Abstract
Purpose :
The Devers Drop Device (D3) is a first-generation eye cap monitor (Figure) to objectively measure eye drop adherence and eye drop-taking behavior. It includes local and cloud storage of adherence data, wireless communication, visual and auditory alerts, and a universal fit, which allows it to attach onto any FDA-approved eye drop bottle cap. We were interested in patient reported outcome measures (PROM) using the D3.
Methods :
We enrolled research subjects with a diagnosis of glaucoma or glaucoma suspect who own an Android smartphone or iPhone, and use latanoprost eye drops at bedtime. The study included two stages: Stage 1) a 25-day period (±3 days) evaluating baseline patient adherence with the D3 device; and Stage 2) a subsequent 25-day (±3 days) period to determine the effect of the D3 device with no reminder versus a daily alert from the D3 device. At enrollment and at the last visit, we administered a questionnaire and the Glaucoma Treatment Compliance Assessment Tool (GTCAT) to determine attitudes about adherence and satisfaction with the D3. We defined adherence as the proportion of eye drops administered within +/-3 hours of the expected dosing time.
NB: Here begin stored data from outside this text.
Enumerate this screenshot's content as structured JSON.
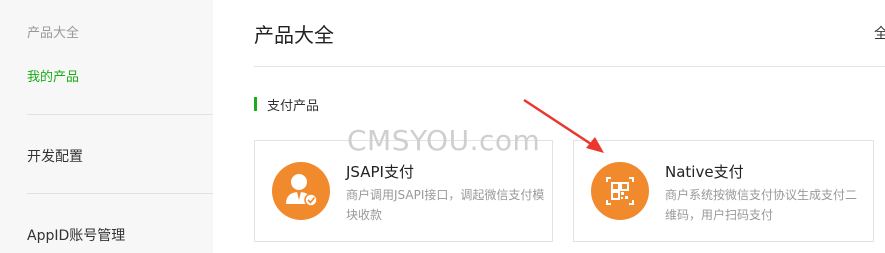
{
  "sidebar": {
    "category": "产品大全",
    "active_item": "我的产品",
    "dev_config": "开发配置",
    "appid_mgmt": "AppID账号管理"
  },
  "header": {
    "title": "产品大全",
    "right_text": "全"
  },
  "section": {
    "title": "支付产品"
  },
  "watermark": "CMSYOU.com",
  "cards": [
    {
      "title": "JSAPI支付",
      "desc": "商户调用JSAPI接口，调起微信支付模块收款",
      "icon": "user-check-icon"
    },
    {
      "title": "Native支付",
      "desc": "商户系统按微信支付协议生成支付二维码，用户扫码支付",
      "icon": "qr-code-icon"
    }
  ],
  "colors": {
    "accent": "#1aad19",
    "icon_bg": "#f08a2d",
    "arrow": "#e8382f"
  }
}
We used linear regression to determine the association of adherence with sociodemographic factors, and questionnaire responses.
Results :
We enrolled 53 participants with 50 completing Stage 1 (1 patient withdrew, 1 patient had a latanoprost-related adverse event, and 1 device failure). Adherence was 90.2% ± 18% (range 32-100%). Lower adherence was associated with lack of insurance coverage for prescription medications (p=.05), higher total number of eye drop bottles used per day (p=.06), higher number of eye drops per day (p=.10), and 4 GTCAT questions (p<=.14 for each). Ninety-six percent (96%) of the subjects were able to use the device; and 98% reported that the device stayed attached to the cap. However, only 49% were able to connect the device to their home wifi network. We received several recommendations for improvement including decreasing its size and improving its connectivity.
Conclusions :
We have developed a D3 prototype for research in glaucoma adherence with good patient satisfaction. Future developments should include a smaller, consumer-ready version that is easy to connect.
This abstract was presented at the 2022 ARVO Annual Meeting, held in Denver, CO, May 1-4, 2022, and virtually.